Nova Reforma Tributária exige inclusão de IBS e CBS nas notas fiscais a partir de hoje; adaptação é crucial para evitar problemas com o Fisco.

A partir de hoje, uma nova era se inicia na tributação brasileira com a inclusão de duas siglas nas notas fiscais emitidas: IBS (Imposto sobre Bens e Serviços) e CBS (Contribuição sobre Bens e Serviços). Essas mudanças, fruto da Reforma Tributária aprovada em 2023 e regulamentada no ano anterior, estabelecem uma transição que se estenderá até 2033. O principal objetivo é substituir, em um horizonte de sete anos, os atuais impostos que incidem sobre o consumo, como PIS, Cofins e IPI, além de tributos estaduais e municipais como ICMS e ISS.

Com a introdução dessas siglas, os consumidores poderão ter maior clareza sobre os impostos embutidos nos produtos e serviços que compram. As novas diretrizes se aplicam, inicialmente, às empresas optantes pelo regime de Lucro Real ou Lucro Presumido, enquanto aquelas no Simples Nacional integrarão a obrigatoriedade apenas em 2027.

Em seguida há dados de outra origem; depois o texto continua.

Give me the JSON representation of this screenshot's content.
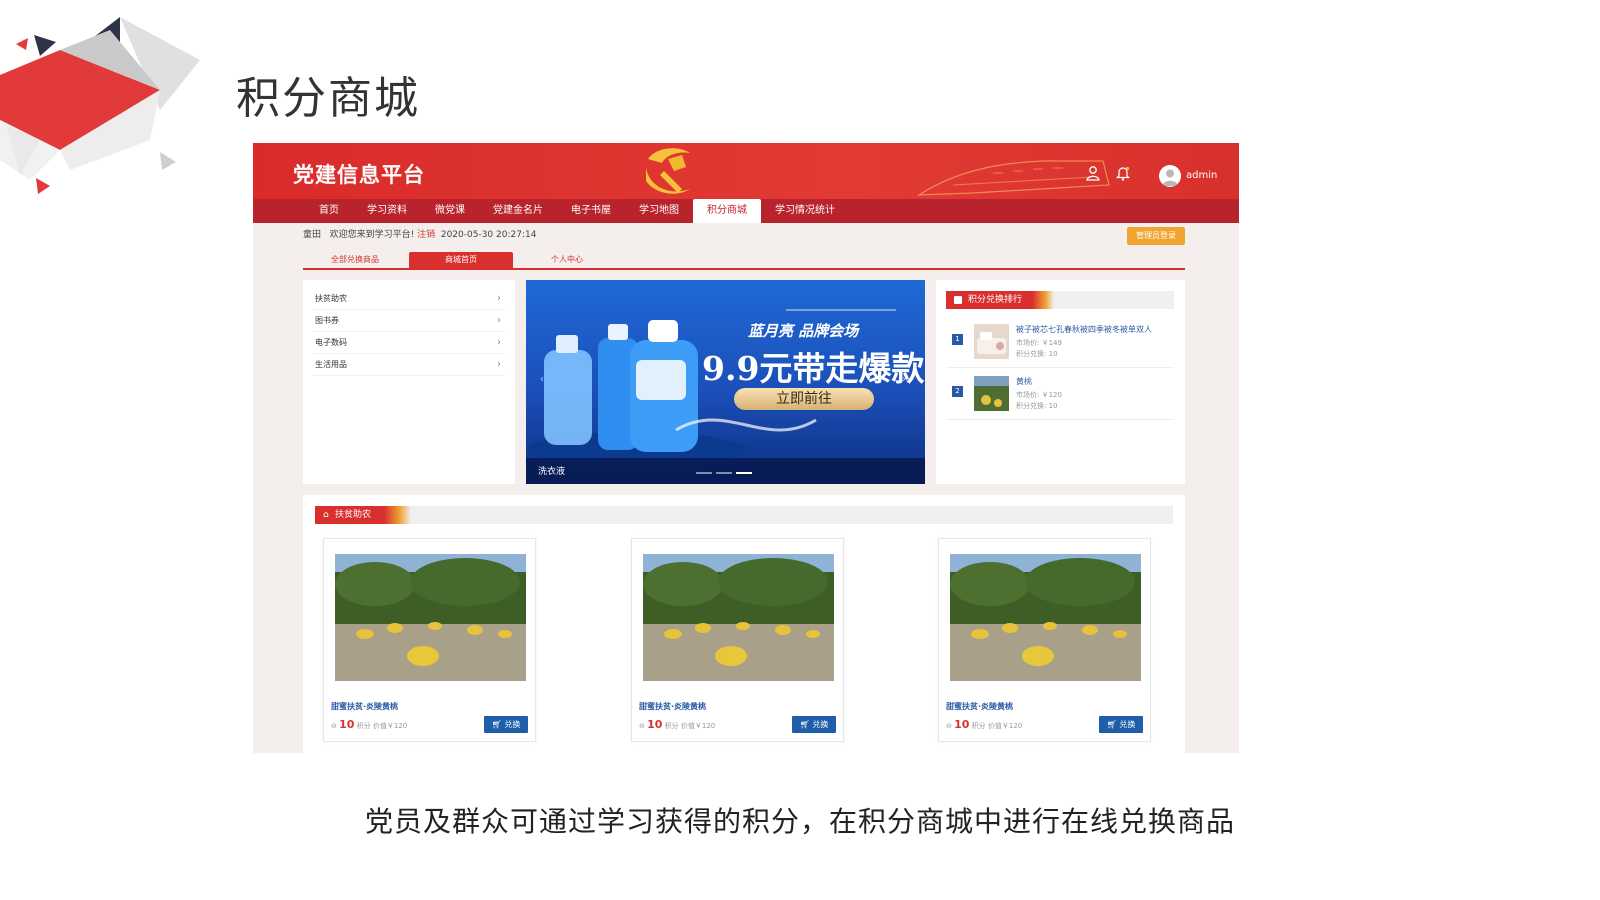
{
  "slide": {
    "title": "积分商城",
    "caption": "党员及群众可通过学习获得的积分，在积分商城中进行在线兑换商品"
  },
  "app": {
    "brand": "党建信息平台",
    "user": "admin",
    "nav": [
      "首页",
      "学习资料",
      "微党课",
      "党建金名片",
      "电子书屋",
      "学习地图",
      "积分商城",
      "学习情况统计"
    ],
    "nav_active": "积分商城",
    "welcome": {
      "location": "童田",
      "message": "欢迎您来到学习平台!",
      "logout": "注销",
      "datetime": "2020-05-30 20:27:14"
    },
    "admin_login": "管理员登录",
    "subtabs": [
      "全部兑换商品",
      "商城首页",
      "个人中心"
    ],
    "subtab_active": "商城首页",
    "categories": [
      "扶贫助农",
      "图书券",
      "电子数码",
      "生活用品"
    ],
    "banner": {
      "brand": "蓝月亮 品牌会场",
      "headline": "9.9元带走爆款",
      "cta": "立即前往",
      "caption": "洗衣液",
      "slide_count": 3,
      "active_slide": 3
    },
    "ranking": {
      "title": "积分兑换排行",
      "items": [
        {
          "rank": "1",
          "name": "被子被芯七孔春秋被四季被冬被单双人",
          "market": "市场价: ￥149",
          "points": "积分兑换: 10"
        },
        {
          "rank": "2",
          "name": "黄桃",
          "market": "市场价: ￥120",
          "points": "积分兑换: 10"
        }
      ]
    },
    "products": {
      "section_title": "扶贫助农",
      "items": [
        {
          "name": "甜蜜扶贫·炎陵黄桃",
          "points": "10",
          "unit": "积分",
          "value": "价值￥120",
          "button": "兑换"
        },
        {
          "name": "甜蜜扶贫·炎陵黄桃",
          "points": "10",
          "unit": "积分",
          "value": "价值￥120",
          "button": "兑换"
        },
        {
          "name": "甜蜜扶贫·炎陵黄桃",
          "points": "10",
          "unit": "积分",
          "value": "价值￥120",
          "button": "兑换"
        }
      ]
    }
  },
  "colors": {
    "header_red": "#d92b2b",
    "nav_red": "#b9232b",
    "accent_red": "#d9302f",
    "link_blue": "#2a5aa6",
    "button_blue": "#1f5ea8",
    "admin_orange": "#f1a531"
  },
  "icons": [
    "user-icon",
    "bell-icon",
    "avatar-icon",
    "chevron-right-icon",
    "cart-icon",
    "home-icon",
    "coin-icon",
    "trophy-icon"
  ]
}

Charles Gularte, sócio do escritório Contabilizei, observa que, até então, muitos sistemas eletrônicos permitiam que os campos de IBS e CBS ficassem vazios, um cenário que não será mais aceitável. As alterações exigem que os sistemas empresariais reconheçam a natureza da operação, a classificação do produto ou serviço, o local de consumo e os dados necessários para o correto cálculo e informação dos novos tributos.

No entanto, um detalhe importante é que, neste primeiro momento, mesmo com a informação na nota, não haverá arrecadação desses impostos. Maurício Barros, advogado especializado em Assuntos Tributários, esclarece que apesar da obrigatoriedade de informar, o empresário terá prazo para se adequar, promovendo um compliance fiscal para a operação.

Outro ponto relevante da Reforma é a possibilidade de deduzir créditos tributários, permitindo que os empresários evitem a incidência em cascata de impostos. Isso repercutirá diretamente no custo final para o consumidor, uma vez que, no novo modelo, a relação fiscal do fornecedor afetará o resultado financeiro do cliente.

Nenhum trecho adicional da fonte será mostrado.